Он ожидал увидеть в ее глазах презрение, ненависть, гадливость, жалость на худой конец… Но Анна смотрела иначе. Как на мужчину. На мужика, на самца… Как смотрела когда-то, когда они только встречались до свадьбы. Или когда вернулась после первого своего загула…
Александр в смятении опустил взгляд. Показалось, наверное, подумал, не может она и впрямь так смотреть на него в нынешнем виде, да к тому же после того, что видела только что.
— Харченко, на кого ты стал похож, — тоскливо проговорила Анна. — Вспомни, каким ты был!..
— Зато ты не меняешься, — буркнул Александр. — Ни в душе, ни снаружи. Вон какая эффектная…
И опять не удержался, взглянул на нее. Снова удивился: Анна отреагировала на его слова, как на самый изысканный комплимент. Чуть обозначилась в уголках губ счастливая улыбка.
— Садись, чего стоишь?
— Запачкаю…
— Садись, чего уж там.
Александр опустился на уголок мягкого стула. Достал из кармана сомнительной свежести носовой платок, вытер пот со лба. Чувствовал он себя сейчас очень неуютно.
— Гляди-ка, какая интеллигентная у нас пьянь пошла, — съязвила высокомерно Анна. — Як то кажуть на неньки Украини, у кишени хусточку мае, — добавила почему-то по-украински. И поинтересовалась: — Я правильно сказала «в кармане платочек носит»?..

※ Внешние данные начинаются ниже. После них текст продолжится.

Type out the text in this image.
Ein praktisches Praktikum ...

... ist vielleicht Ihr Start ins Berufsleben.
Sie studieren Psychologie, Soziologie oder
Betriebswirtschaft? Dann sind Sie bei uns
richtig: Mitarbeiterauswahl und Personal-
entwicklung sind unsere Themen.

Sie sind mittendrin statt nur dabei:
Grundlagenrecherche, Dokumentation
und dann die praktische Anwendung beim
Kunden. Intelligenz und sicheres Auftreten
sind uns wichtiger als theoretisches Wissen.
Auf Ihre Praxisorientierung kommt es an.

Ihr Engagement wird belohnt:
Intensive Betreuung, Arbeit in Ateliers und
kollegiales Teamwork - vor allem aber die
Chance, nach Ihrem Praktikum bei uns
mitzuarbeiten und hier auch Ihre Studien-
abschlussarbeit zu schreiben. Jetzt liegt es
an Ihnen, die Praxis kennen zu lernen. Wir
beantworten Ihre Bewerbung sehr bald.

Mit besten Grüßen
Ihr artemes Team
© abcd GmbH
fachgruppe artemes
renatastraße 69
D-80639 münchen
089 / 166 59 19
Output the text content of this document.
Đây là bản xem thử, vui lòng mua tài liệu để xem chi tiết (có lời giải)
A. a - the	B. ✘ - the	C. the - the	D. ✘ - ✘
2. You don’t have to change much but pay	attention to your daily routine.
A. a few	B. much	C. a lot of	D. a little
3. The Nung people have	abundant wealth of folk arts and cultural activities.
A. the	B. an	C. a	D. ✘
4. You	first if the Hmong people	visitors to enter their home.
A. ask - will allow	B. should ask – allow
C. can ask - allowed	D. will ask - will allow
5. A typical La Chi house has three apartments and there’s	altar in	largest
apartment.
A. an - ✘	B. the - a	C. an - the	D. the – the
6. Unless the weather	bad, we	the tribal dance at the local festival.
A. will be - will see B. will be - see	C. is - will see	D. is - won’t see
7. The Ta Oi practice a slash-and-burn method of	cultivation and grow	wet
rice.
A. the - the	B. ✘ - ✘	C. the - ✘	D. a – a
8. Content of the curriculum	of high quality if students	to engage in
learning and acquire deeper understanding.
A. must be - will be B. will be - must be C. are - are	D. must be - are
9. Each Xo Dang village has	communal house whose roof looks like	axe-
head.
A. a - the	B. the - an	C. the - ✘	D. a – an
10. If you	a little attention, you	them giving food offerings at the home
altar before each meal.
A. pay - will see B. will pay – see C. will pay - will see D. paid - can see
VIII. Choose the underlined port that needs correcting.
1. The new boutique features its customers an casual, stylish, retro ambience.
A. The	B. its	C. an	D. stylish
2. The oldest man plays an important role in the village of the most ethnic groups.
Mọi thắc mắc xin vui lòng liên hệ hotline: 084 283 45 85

— Зачем звала? — Он оборвал ее резко, едва ли не грубо.
Анна не ответила. Поднялась, прошла по кабинету к холодильнику-бару.
— Выпьешь?
Бывшая жена не переставала удивлять оставленного мужа. Тот вскинул на нее глаза. Уставился недоумевающе. Анна держала в руках, показывая ему, какую-то большую импортную бутылку и пузатый бокал.
Александр опять опустил голову. Решительно мотнул, отказываясь, нечесаными лохмами:
— Я уже…
— Наташка, что ли, налила, в благодарность за труды, так сказать? Или до того, авансом, в компенсацию за будущие затраты энергии?..

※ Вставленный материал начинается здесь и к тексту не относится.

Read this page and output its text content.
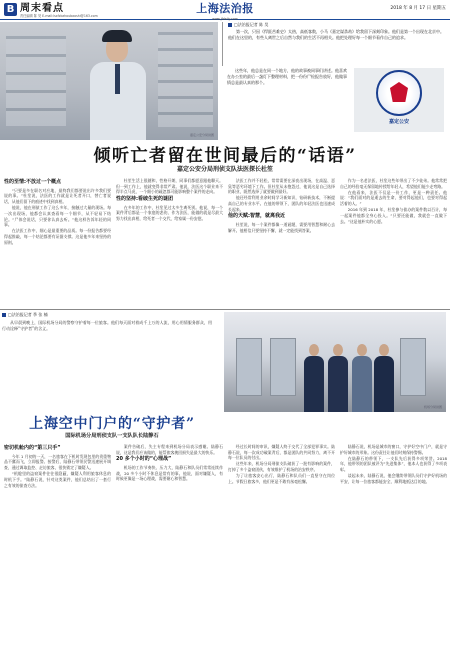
B 周末看点
责任编辑 陈 昊 E-mail:lsxfzbzhoubaoshi@163.com
上海法治报
www.jfdaily.com
2018 年 8 月 17 日 星期五
嘉定公安分局供图
□法治报记者 陈 昊
第一次，只因《悍匪苦难史》太热，高低客数，小马《嘉定谋杀劫》给我留下深刻印象。他们是第一个出现在北京中。他们在这里的，有些人离世之后自然与我们的生活不再相关。他把处理好每一个细节看作自己的追求。
这些年，他总是在同一个地方，他的故事被同事们讲述。他喜欢在办公室的最后一盏灯下整理材料，把一份份尸检报告放好，他做事情总是最认真的那个。
嘉定公安
倾听亡者留在世间最后的“话语”
嘉定公安分局刑侦支队法医探长杜笙
性的至情:不放过一个概点

“只要是多在职名对应地，最终我们都要说出许多我们要说的事。”杜笙说，法医的工作就是让死者开口，替亡者说话，从他们留下的痕迹中找到真相。

他说，他在刑侦工作了这么多年，接触过大量的现场。每一次出现场，他都会认真查看每一个细节，从不轻易下结论。“尸体会说话，只要你认真去听。”他这样告诉年轻的同事。

在法医工作中，细心是最重要的品质。每一份报告都要经得起推敲，每一个结论都要有证据支撑。这是他多年来坚持的原则。

杜笙生活上很随和，性格开朗，同事们都愿意跟他聊天。但一到工作上，他就变得非常严肃。他说，法医这个职业来不得半点马虎，一个细小的疏忽都可能影响整个案件的走向。

性的坚持:看破生死的谜团

在多年的工作中，杜笙见过太多生离死别。他说，每一个案件背后都是一个家庭的悲伤，作为法医，能做的就是尽最大努力找出真相，给死者一个交代，给家属一份安慰。

法医工作并不轻松，常常需要在深夜出现场，在高温、恶臭等恶劣环境下工作。但杜笙从未抱怨过，他说这是自己选择的职业，既然选择了就要做到最好。

他还经常利用业余时间学习新知识，钻研新技术，不断提高自己的专业水平。在他的带领下，团队的年轻法医也迅速成长起来。

他的天赋:智慧，就离我近

杜笙说，每一个案件都像一道谜题，需要用智慧和耐心去解开。他相信只要坚持不懈，就一定能找到答案。

作为一名老法医，杜笙这些年带出了不少徒弟。他常常把自己的经验毫无保留地传授给年轻人，希望他们能少走弯路。

在他看来，法医不仅是一份工作，更是一种责任。他说：“我们面对的是逝去的生命，要对得起他们，也要对得起活着的人。”

2016 年到 2018 年，杜笙参与侦办的案件数以百计，每一起案件他都全身心投入。“只要还能做，我就会一直做下去。”这是他朴实的心愿。

□法治报记者 季 张 楠
从早晨到晚上，国际机场分局的警察守护着每一位旅客。他们每天面对着成千上万的人流，用心用情服务群众，用行动诠释“守护者”的含义。
机场分局供图
上海空中门户的“守护者”
国际机场分局刑侦支队一支队队长陆静石
密切机舱内的“第三只手”

今年 1 月初的一天，一名旅客在下机时发现包里的贵重物品不翼而飞，立即报警。接警后，陆静石带领民警迅速展开调查，通过调取监控、走访旅客，很快锁定了嫌疑人。

“机舱里的盗窃案件往往很隐蔽，嫌疑人利用旅客休息的时机下手。”陆静石说，针对这类案件，他们总结出了一套行之有效的侦查方法。

案件告破后，失主专程来到机场分局表示感谢。陆静石说，这是我们应该做的，能帮旅客挽回损失是最大的快乐。

20 多个小时的“心理战”

机场的工作节奏快、压力大，陆静石和队员们常常连续作战，20 多个小时不休息是常有的事。他说，面对嫌疑人，有时候更像是一场心理战，需要耐心和智慧。

经过长时间的审讯，嫌疑人终于交代了全部犯罪事实。陆静石说，每一次成功破案背后，都是团队的共同努力，离不开每一位队员的付出。

这些年来，机场分局刑侦支队破获了一批有影响的案件，打掉了多个盗窃团伙，有效维护了机场的治安秩序。

为了让旅客安心出行，陆静石和队员们一直坚守在岗位上。节假日旅客多，他们更是不敢有丝毫松懈。

陆静石说，机场是城市的窗口，守护好空中门户，就是守护好城市的形象。这份责任让他们时刻保持警惕。

在陆静石的带领下，一支队先后获得多项荣誉。2018 年，他带领的团队被评为“先进集体”，他本人也获得了多项表彰。

谈起未来，陆静石说，他会继续带领队员们守护好机场的平安，让每一位旅客都能安全、顺利地抵达目的地。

Это был уже перебор. Харченко решительно поднялся:
— Мы с тобой, Анна, уже давно разошлись. Вернее, ты от меня ушла. А поэтому я… это самое… встречаюсь с кем хочу и занимаюсь с ними… этим самым… где и когда сочту нужным…

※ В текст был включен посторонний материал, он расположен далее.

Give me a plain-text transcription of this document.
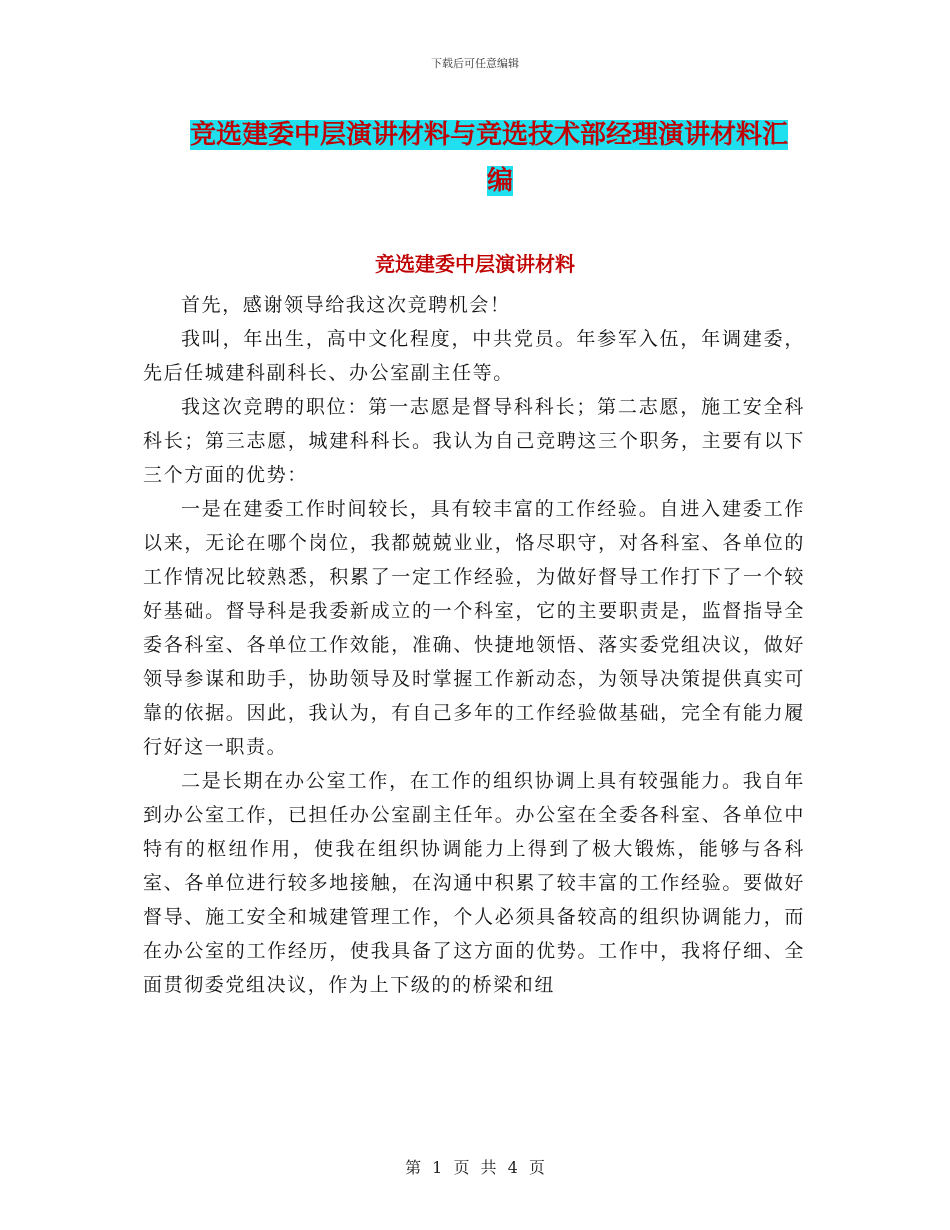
下载后可任意编辑
竞选建委中层演讲材料与竞选技术部经理演讲材料汇
编
竞选建委中层演讲材料

首先，感谢领导给我这次竞聘机会！

我叫，年出生，高中文化程度，中共党员。年参军入伍，年调建委，先后任城建科副科长、办公室副主任等。

我这次竞聘的职位：第一志愿是督导科科长；第二志愿，施工安全科科长；第三志愿，城建科科长。我认为自己竞聘这三个职务，主要有以下三个方面的优势：

一是在建委工作时间较长，具有较丰富的工作经验。自进入建委工作以来，无论在哪个岗位，我都兢兢业业，恪尽职守，对各科室、各单位的工作情况比较熟悉，积累了一定工作经验，为做好督导工作打下了一个较好基础。督导科是我委新成立的一个科室，它的主要职责是，监督指导全委各科室、各单位工作效能，准确、快捷地领悟、落实委党组决议，做好领导参谋和助手，协助领导及时掌握工作新动态，为领导决策提供真实可靠的依据。因此，我认为，有自己多年的工作经验做基础，完全有能力履行好这一职责。

二是长期在办公室工作，在工作的组织协调上具有较强能力。我自年到办公室工作，已担任办公室副主任年。办公室在全委各科室、各单位中特有的枢纽作用，使我在组织协调能力上得到了极大锻炼，能够与各科室、各单位进行较多地接触，在沟通中积累了较丰富的工作经验。要做好督导、施工安全和城建管理工作，个人必须具备较高的组织协调能力，而在办公室的工作经历，使我具备了这方面的优势。工作中，我将仔细、全面贯彻委党组决议，作为上下级的的桥梁和纽

第 1 页 共 4 页
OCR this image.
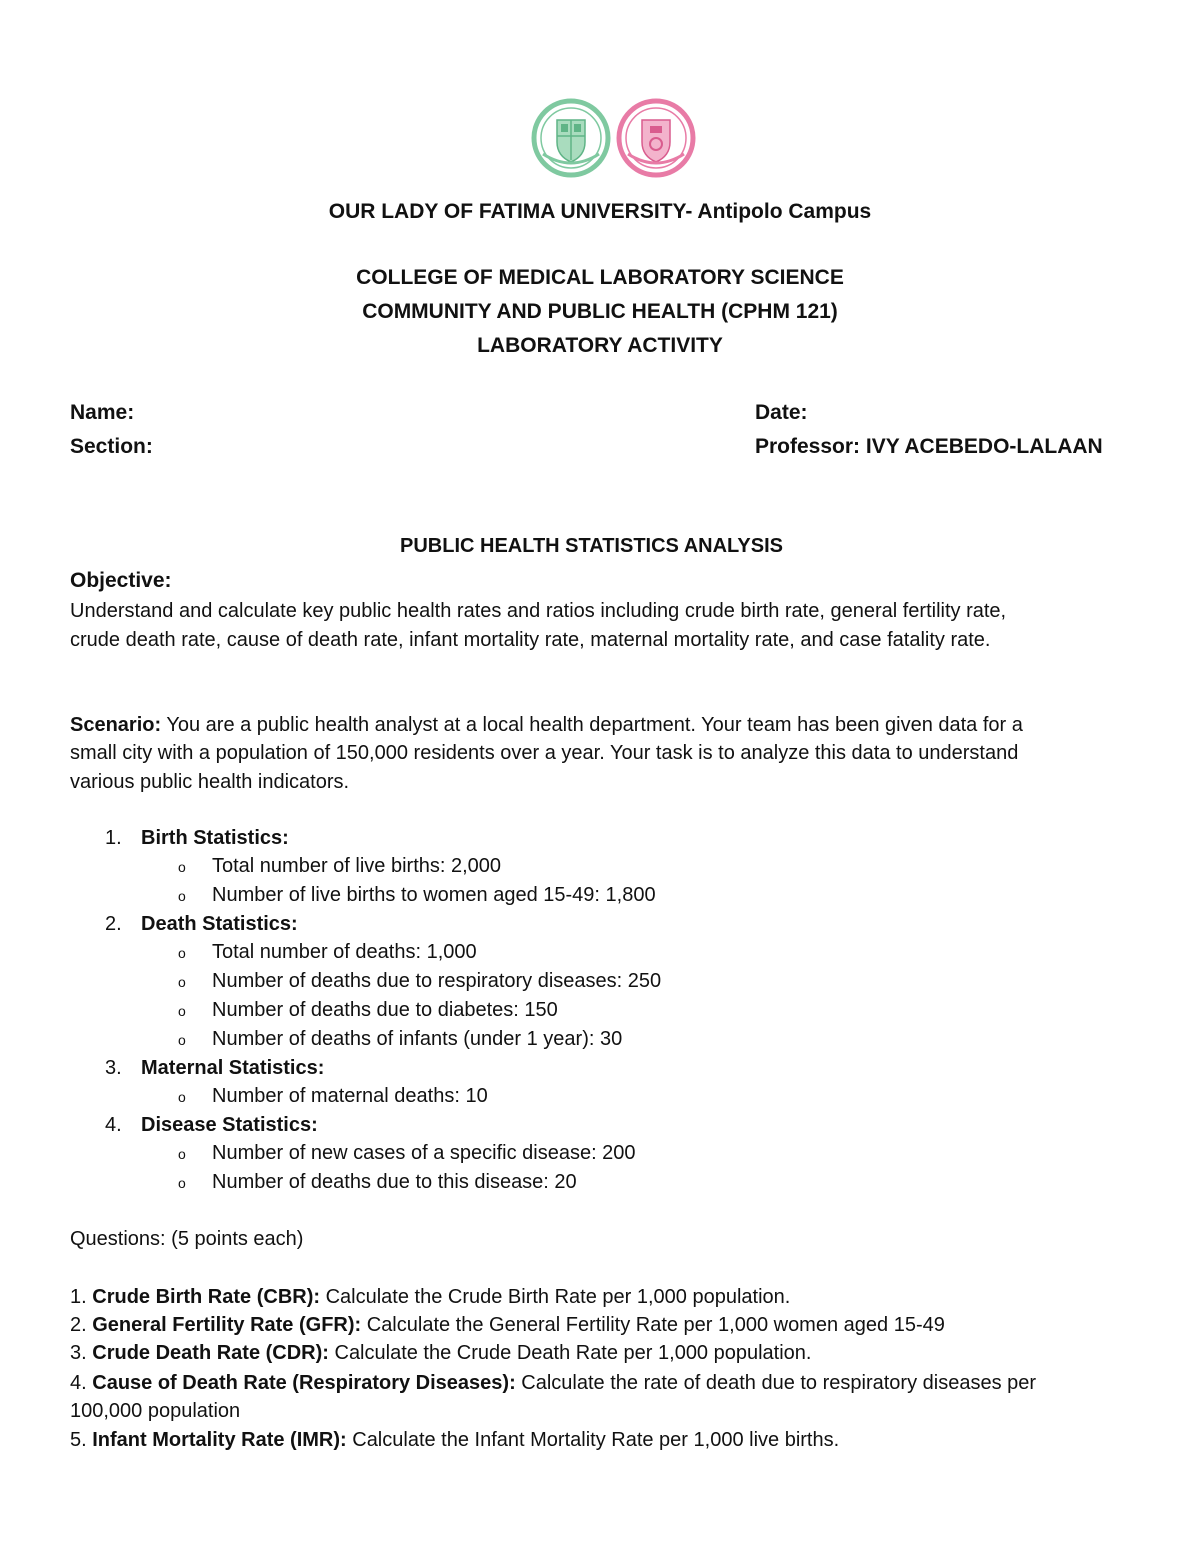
OUR LADY OF FATIMA UNIVERSITY- Antipolo Campus
COLLEGE OF MEDICAL LABORATORY SCIENCE
COMMUNITY AND PUBLIC HEALTH (CPHM 121)
LABORATORY ACTIVITY
Name:
Section:
Date:
Professor: IVY ACEBEDO-LALAAN
PUBLIC HEALTH STATISTICS ANALYSIS
Objective:
Understand and calculate key public health rates and ratios including crude birth rate, general fertility rate,
crude death rate, cause of death rate, infant mortality rate, maternal mortality rate, and case fatality rate.
Scenario: You are a public health analyst at a local health department. Your team has been given data for a
small city with a population of 150,000 residents over a year. Your task is to analyze this data to understand
various public health indicators.
1. Birth Statistics:
o Total number of live births: 2,000
o Number of live births to women aged 15-49: 1,800
2. Death Statistics:
o Total number of deaths: 1,000
o Number of deaths due to respiratory diseases: 250
o Number of deaths due to diabetes: 150
o Number of deaths of infants (under 1 year): 30
3. Maternal Statistics:
o Number of maternal deaths: 10
4. Disease Statistics:
o Number of new cases of a specific disease: 200
o Number of deaths due to this disease: 20
Questions: (5 points each)
1. Crude Birth Rate (CBR): Calculate the Crude Birth Rate per 1,000 population.
2. General Fertility Rate (GFR): Calculate the General Fertility Rate per 1,000 women aged 15-49
3. Crude Death Rate (CDR): Calculate the Crude Death Rate per 1,000 population.
4. Cause of Death Rate (Respiratory Diseases): Calculate the rate of death due to respiratory diseases per
100,000 population
5. Infant Mortality Rate (IMR): Calculate the Infant Mortality Rate per 1,000 live births.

Оборвавший его голос казался неоправданно громким:
— Только не на рабочем же месте!
— От души надеюсь, что, по нашему старому знакомству, Наташке данное нарушение трудовой дисциплины простится… У тебя ко мне все?
Ответа не было. Анна через весь кабинет направилась к Александру. Не поднимая головы, он видел, как приближаются ее стройные ноги. Эксжена шла легко, словно манекенщица, утопая туфлями в пышном ворсистом покрытии, далеко занося ступни одна за другую. Покачивала соблазнительно при каждом шаге бедрами. Поставила по пути бутылку на стол. Подошла вплотную…
И вдруг резко, без замаха, выплеснула содержимое пузатенького бокала прямо в лицо Александру. (Спиртное остро кольнуло глаза). А правой рукой влепила звонкую пощечину.
— Скотина, мразь, дрянь…
Каждое оскорбление она подкрепляла шлепками по колким небритым щекам. Александр не уворачивался, терпел экзекуцию молча.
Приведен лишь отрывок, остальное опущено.